In north London, John and Ida Sullivan have been suffering the pain of that loss for nearly two years.
Their daughter Susan was one of the first to die from the virus, which has now claimed more than 150,000 lives.
“She was just lovely. She was our life… end of, do you know what I mean?” said her father, through the tears.
“I know how these other people feel. The thing is, until it happens to you, you don’t know. You think you know, but you don’t know.”
Susan fell ill in March 2020 and was unwell on and off for about 10 days, during which time the prime minister announced the first lockdown.
But in the early hours of the 27th, her stomach pains became unbearable and John and Ida decided to call an ambulance.
“We had masks on then. We sat rubbing her tummy and she just kept saying ‘I’m waiting. Where are they?’ It just went on and on and on,” said John, crying as he relived the horror of that morning.
The emergency services were inundated. It took eight hours for an ambulance to arrive.
Susan, who was 56 and had Down Syndrome, was admitted to hospital but the only contact permitted was by phone.
“As soon as she heard my voice she said ‘Mummy, Mummy I don’t like it’, and that was it,” said Ida.
She took the phone to John but, by then, Susan was so distraught, she couldn’t speak.
“I never saw her again,” said her father. “I never spoke to her either because when they gave me the phone she was just crying.”
Susan hated the oxygen mask and kept trying to remove it. She didn’t understand why it was so important.
Her mother says, had she been allowed in, she would have held it on.
A decision was made to allow one of Susan’s brothers to visit.
Twenty minutes after he’d arrived – and 26 hours after Susan was first admitted, she died in his arms.
“When they put her in the ward, we were obviously over the moon, rather than intensive care,” said John.
“I said to the doctor, ‘that’s good’,” added Ida.
“But when we got her medical notes back we read in her medical notes ‘Intensive care, ITU denied because of Down Syndrome and cardiac co-morbidities’,” continued John.
They don’t blame the medical staff. They know the unbearable decisions they had to make.
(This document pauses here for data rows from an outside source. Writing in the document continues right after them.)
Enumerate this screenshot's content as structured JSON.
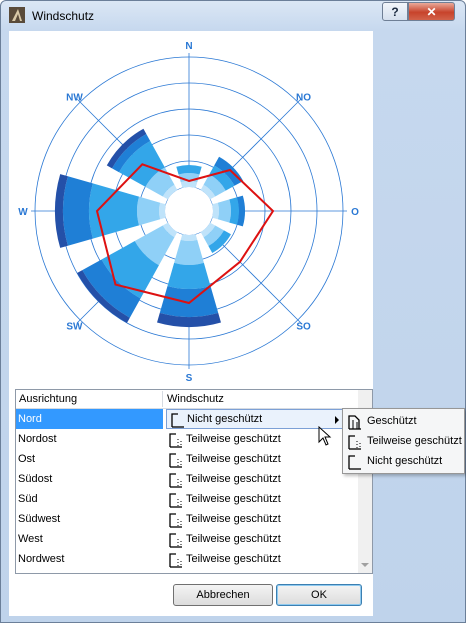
{
  "window": {
    "title": "Windschutz",
    "help_label": "?",
    "close_label": "✕",
    "app_icon": "app-triangle-icon"
  },
  "rose": {
    "directions": [
      "N",
      "NO",
      "O",
      "SO",
      "S",
      "SW",
      "W",
      "NW"
    ]
  },
  "table": {
    "columns": [
      "Ausrichtung",
      "Windschutz"
    ],
    "rows": [
      {
        "direction": "Nord",
        "protection": "Nicht geschützt",
        "icon": "unprotected-icon"
      },
      {
        "direction": "Nordost",
        "protection": "Teilweise geschützt",
        "icon": "partial-protection-icon"
      },
      {
        "direction": "Ost",
        "protection": "Teilweise geschützt",
        "icon": "partial-protection-icon"
      },
      {
        "direction": "Südost",
        "protection": "Teilweise geschützt",
        "icon": "partial-protection-icon"
      },
      {
        "direction": "Süd",
        "protection": "Teilweise geschützt",
        "icon": "partial-protection-icon"
      },
      {
        "direction": "Südwest",
        "protection": "Teilweise geschützt",
        "icon": "partial-protection-icon"
      },
      {
        "direction": "West",
        "protection": "Teilweise geschützt",
        "icon": "partial-protection-icon"
      },
      {
        "direction": "Nordwest",
        "protection": "Teilweise geschützt",
        "icon": "partial-protection-icon"
      }
    ]
  },
  "menu": {
    "items": [
      {
        "label": "Geschützt",
        "icon": "protected-icon"
      },
      {
        "label": "Teilweise geschützt",
        "icon": "partial-protection-icon"
      },
      {
        "label": "Nicht geschützt",
        "icon": "unprotected-icon"
      }
    ]
  },
  "buttons": {
    "cancel": "Abbrechen",
    "ok": "OK"
  },
  "colors": {
    "accent": "#3399ff",
    "ring": "#2a78d4",
    "polygon": "#dd1111"
  }
}
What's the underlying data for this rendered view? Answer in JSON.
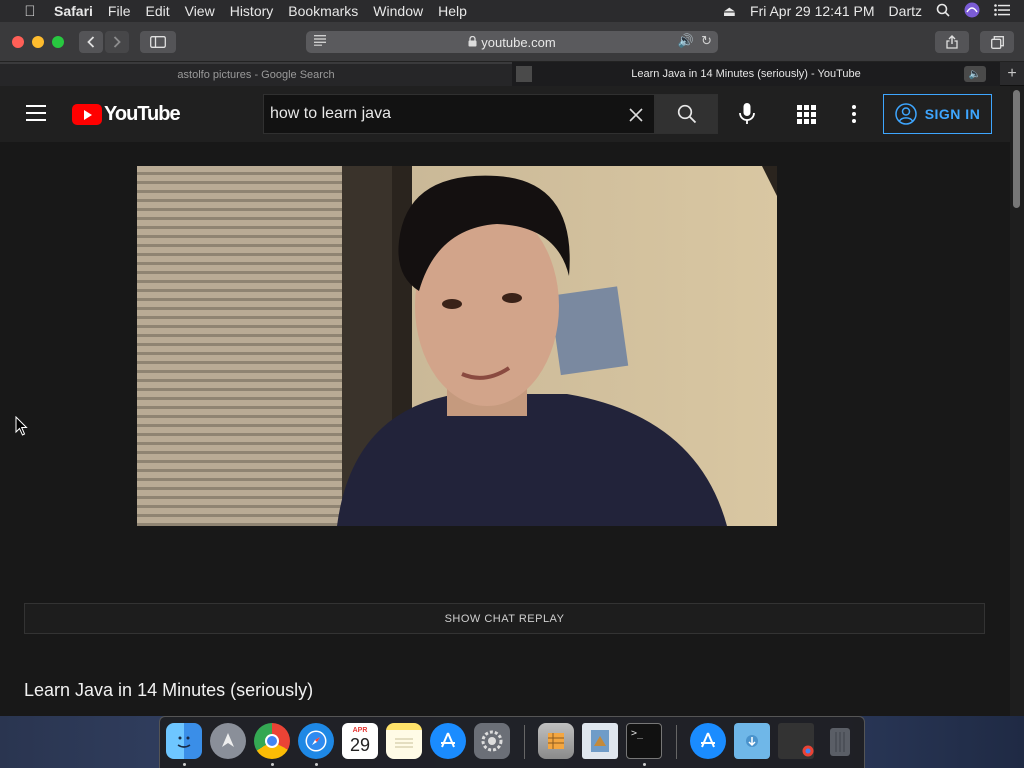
{
  "menubar": {
    "app": "Safari",
    "items": [
      "File",
      "Edit",
      "View",
      "History",
      "Bookmarks",
      "Window",
      "Help"
    ],
    "datetime": "Fri Apr 29  12:41 PM",
    "user": "Dartz"
  },
  "toolbar": {
    "url": "youtube.com"
  },
  "tabs": [
    {
      "title": "astolfo pictures - Google Search"
    },
    {
      "title": "Learn Java in 14 Minutes (seriously) - YouTube"
    }
  ],
  "youtube": {
    "logo_text": "YouTube",
    "search_value": "how to learn java",
    "signin_label": "SIGN IN",
    "chat_replay_label": "SHOW CHAT REPLAY",
    "video_title": "Learn Java in 14 Minutes (seriously)"
  },
  "dock": {
    "calendar_month": "APR",
    "calendar_day": "29",
    "apps": [
      "finder",
      "launchpad",
      "chrome",
      "safari",
      "calendar",
      "notes",
      "app-store",
      "system-preferences",
      "preview",
      "mail-preview",
      "terminal",
      "app-store-2",
      "downloads-folder",
      "chrome-window",
      "trash"
    ]
  },
  "colors": {
    "accent": "#3ea6ff",
    "brand": "#ff0000"
  }
}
“The doctors and nurses did not create the shortage of beds and the shortage of nurses and the shortage of doctors, the government did that,” said John.
But their fury is also focused on those who have said no to a vaccine.
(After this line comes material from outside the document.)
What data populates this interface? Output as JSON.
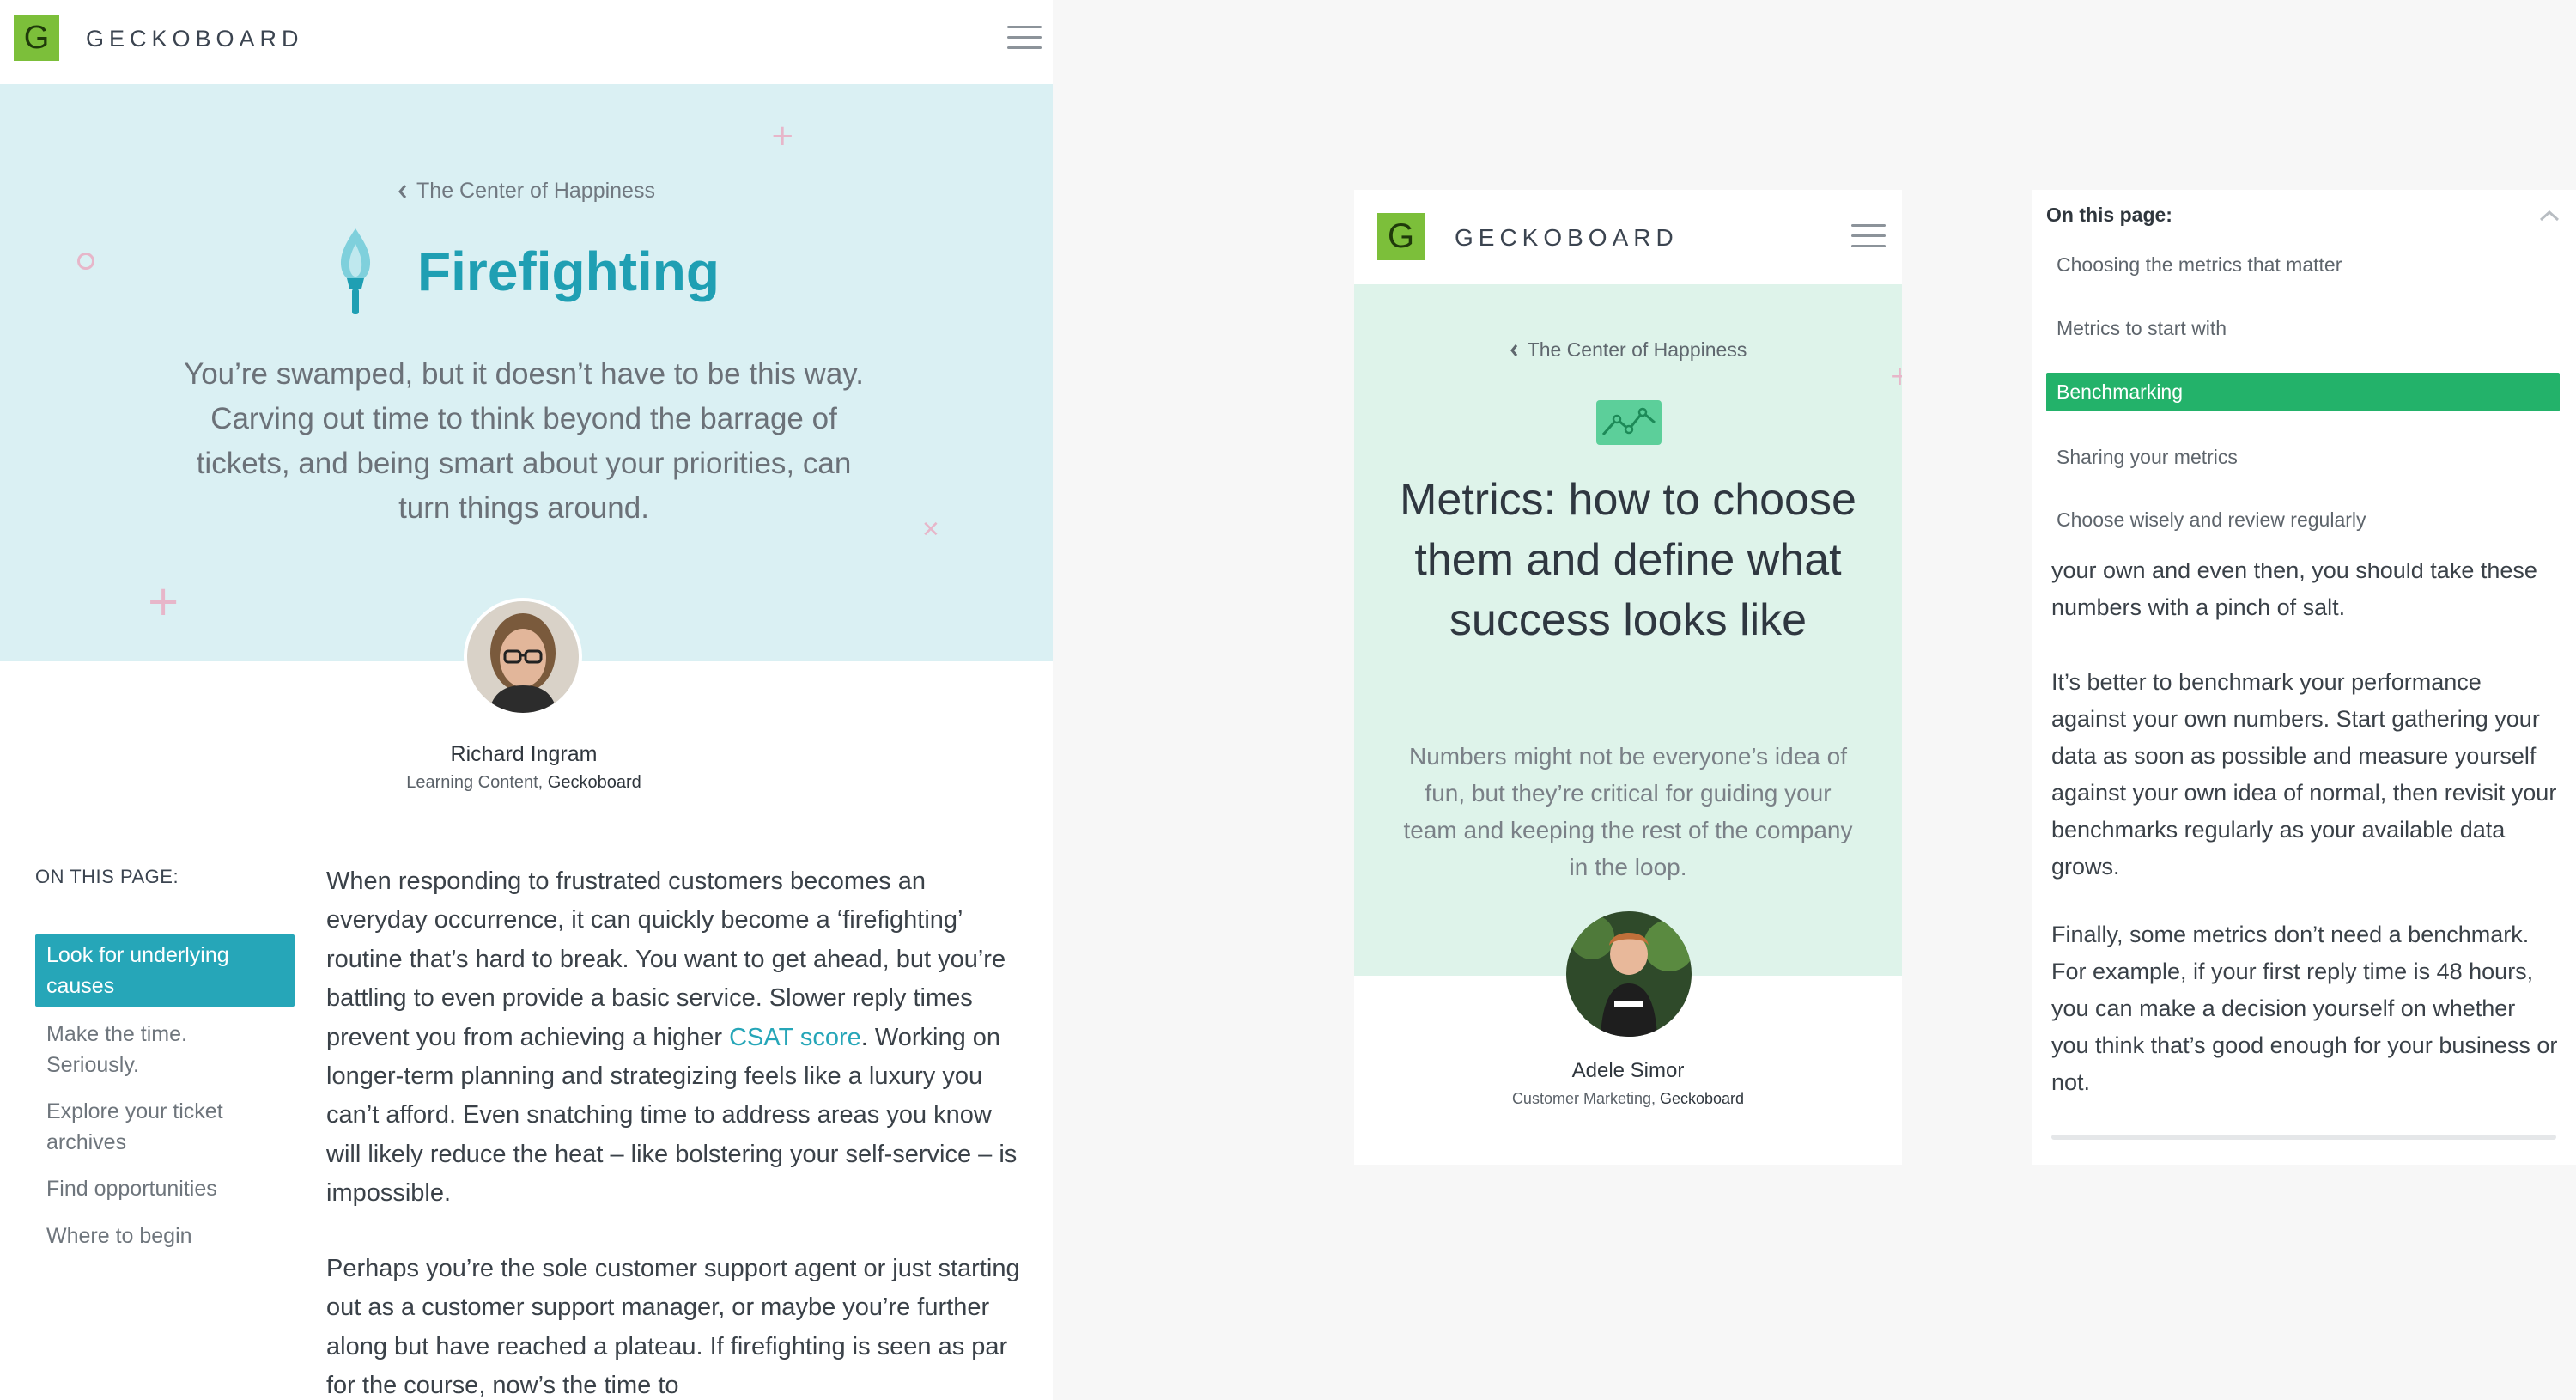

“Now we have got all these people filling up ITU beds because they made the choice not to have vaccine. Our Susan didn’t have that choice,” John explained.
The family is planning a memorial once Susan’s other brother can get here from Australia.
“It’s going to be mobbed with people because she was just lovely,” said John.
The tragic reality is many more families yet untouched by COVID-19 will face their own losses.
One thing is guaranteed, the grim tally from this pandemic will keep rising yet.